Dès qu'il voit poindre aux branches les premiers bourgeons, et qu'apparaissent les premières fleurs blanches et roses des pommiers et des pêchers, M. le Vent se frotte les mains et prépare en cachette ses giboulées. Mars arrive, les giboulées sont prêtes... M. le Vent va s'amuser.
Il vient d'abord en sourdine étudier le terrain. A pas menus, il trottine par les carrefours et les ruelles. Les bonnes gens qui se sentent frôlés murmurent : "Il fait frisquet ce matin !" Les nez rougissent, les petites mains se fourrent dans les manchons, et M. le Vent sourit dans sa barbe et s'amuse à produire de petits tourbillons qui courent, alertes, sur le trottoir.

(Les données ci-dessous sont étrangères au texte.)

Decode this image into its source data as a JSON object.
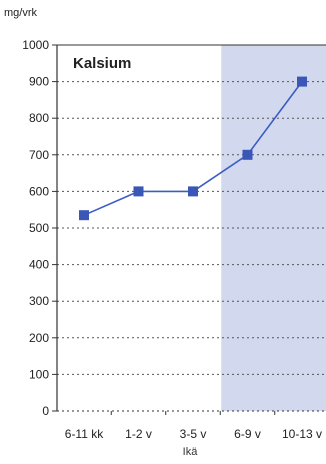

Mais soudain, vlin ! vlan ! les volets claquent contre les murs. Un gros monsieur s'affermit sur ses jambes et dit : "Bon ! voilà l'ouragan !" Et toutes les mains se cramponnent à tous les chapeaux.
Près d'un passant maigre, sur lequel glisse l'air, en sifflant, une dame énorme attaquée de tous les côtés voudrait bien retenir sa capote qui flotte, son boa qui s'envole, sa levrette que la tempête balance au bout d'une corde ! - Vlin ! vlan ! vlin !
Et M. Bob qui a justement choisi ce beau temps pour faire une promenade sur le boulevard avec son précepteur !
"C'est ça qui est une riche idée, n'est-ce pas, Monsieur ? Vous allez sûrement en profiter pour m'expliquer la fable du Chêne et du Roseau... Oh ! là là ! mon chapeau ! Monsieur ! Monsieur ! mon chapeau !... Le voilà dans l'égout !"
Vlan ! vlin ! Vlan ! Aux étalages c'est un cliquetis de vitres brisées.
"Mauvais temps pour monter la garde !" dit un fantassin qui rentre au quartier.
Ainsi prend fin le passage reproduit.